One can imagine ways of trying to strengthen this result by weakening the hypotheses. Can we do it? Like: what if we drop the word "unique"?

Morgan Rogers (he/him) (Jul 25 2024 at 12:32):

John Baez said:

Are you alluding to Fox's theorem or something else?

Something else (but obviously closely related), as discussed here: we don't need to demand uniqueness of the diagonals, only that it is both natural and monoidal (at which point uniqueness must follow, I gather). The difference being that we don't impose coassociativity on $\delta$, for instance.

John Baez (Jul 25 2024 at 12:44):

I should really improve the nLab when it comes to cartesian monoidal categories. If you search for [[cartesian category]] you get sent to [[cartesian monoidal category]], which doesn't really give a precise definition of cartesian monoidal category. And it looks like there are more characterizations that need to be added!
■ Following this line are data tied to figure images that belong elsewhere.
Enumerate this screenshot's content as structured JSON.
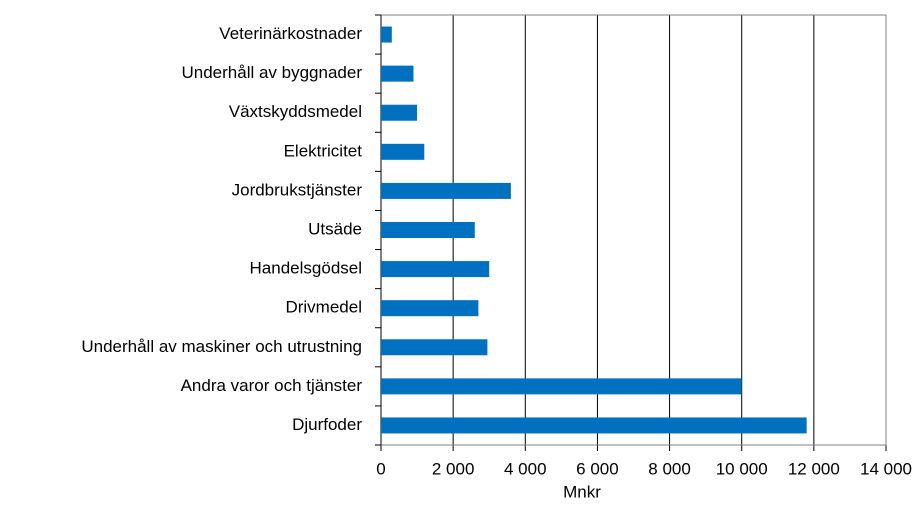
{
  "chart_data": {
    "type": "barh",
    "xlabel": "Mnkr",
    "categories": [
      "Veterinärkostnader",
      "Underhåll av byggnader",
      "Växtskyddsmedel",
      "Elektricitet",
      "Jordbrukstjänster",
      "Utsäde",
      "Handelsgödsel",
      "Drivmedel",
      "Underhåll av maskiner och utrustning",
      "Andra varor och tjänster",
      "Djurfoder"
    ],
    "values": [
      300,
      900,
      1000,
      1200,
      3600,
      2600,
      3000,
      2700,
      2950,
      10000,
      11800
    ],
    "color": "#0070c0",
    "xlim": [
      0,
      14000
    ],
    "xticks": [
      0,
      {
        "value": 2000,
        "label": "2 000"
      },
      {
        "value": 4000,
        "label": "4 000"
      },
      {
        "value": 6000,
        "label": "6 000"
      },
      {
        "value": 8000,
        "label": "8 000"
      },
      {
        "value": 10000,
        "label": "10 000"
      },
      {
        "value": 12000,
        "label": "12 000"
      },
      {
        "value": 14000,
        "label": "14 000"
      }
    ],
    "grid": true
  }
}
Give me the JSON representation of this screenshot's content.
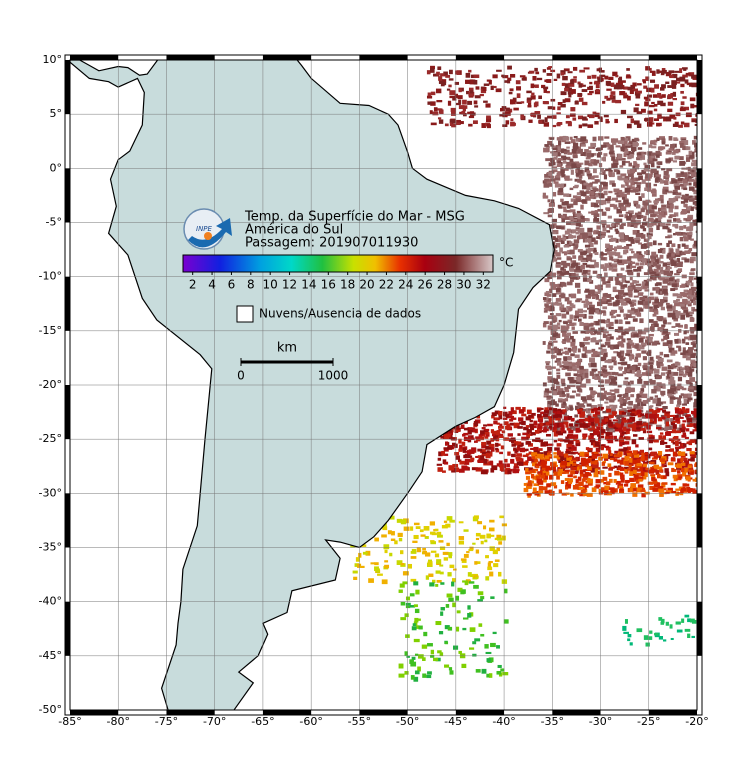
{
  "title": "Temp. da Superfície do Mar - MSG",
  "region": "América do Sul",
  "pass": "Passagem: 201907011930",
  "logo_text": "INPE",
  "colorbar": {
    "unit": "°C",
    "lim": [
      1,
      33
    ],
    "ticks": [
      2,
      4,
      6,
      8,
      10,
      12,
      14,
      16,
      18,
      20,
      22,
      24,
      26,
      28,
      30,
      32
    ]
  },
  "legend": "Nuvens/Ausencia de dados",
  "scale_bar": {
    "unit": "km",
    "ticks": [
      0,
      1000
    ]
  },
  "map": {
    "lonlim": [
      -85,
      -20
    ],
    "latlim": [
      -50,
      10
    ],
    "lon_ticks": [
      {
        "value": -85,
        "label": "-85°"
      },
      {
        "value": -80,
        "label": "-80°"
      },
      {
        "value": -75,
        "label": "-75°"
      },
      {
        "value": -70,
        "label": "-70°"
      },
      {
        "value": -65,
        "label": "-65°"
      },
      {
        "value": -60,
        "label": "-60°"
      },
      {
        "value": -55,
        "label": "-55°"
      },
      {
        "value": -50,
        "label": "-50°"
      },
      {
        "value": -45,
        "label": "-45°"
      },
      {
        "value": -40,
        "label": "-40°"
      },
      {
        "value": -35,
        "label": "-35°"
      },
      {
        "value": -30,
        "label": "-30°"
      },
      {
        "value": -25,
        "label": "-25°"
      },
      {
        "value": -20,
        "label": "-20°"
      }
    ],
    "lat_ticks": [
      {
        "value": 10,
        "label": "10°"
      },
      {
        "value": 5,
        "label": "5°"
      },
      {
        "value": 0,
        "label": "0°"
      },
      {
        "value": -5,
        "label": "-5°"
      },
      {
        "value": -10,
        "label": "-10°"
      },
      {
        "value": -15,
        "label": "-15°"
      },
      {
        "value": -20,
        "label": "-20°"
      },
      {
        "value": -25,
        "label": "-25°"
      },
      {
        "value": -30,
        "label": "-30°"
      },
      {
        "value": -35,
        "label": "-35°"
      },
      {
        "value": -40,
        "label": "-40°"
      },
      {
        "value": -45,
        "label": "-45°"
      },
      {
        "value": -50,
        "label": "-50°"
      }
    ]
  }
}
Jean-Baptiste Vienney (Jul 25 2024 at 13:19):

Amar Hadzihasanovic said:

Yes, it does, I don't know if there's a good non-explicit argument though. Here's a diagram showing it for the first component

1043bf51-06bd-42a8-a78d-9531706b872d.jpg

Thanks a lot!

Jean-Baptiste Vienney (Jul 25 2024 at 13:38):

This is curiously (or not curiously) similar to a diagram I wrote to show that the multiplication $\mu_{A,B}:F(A \times B) \rightarrow F(A) \times F(B)$ of an oplax monoidal functor in a cartesian monoidal category is necessarily $\langle F(\pi_1), F(\pi_2)\rangle$.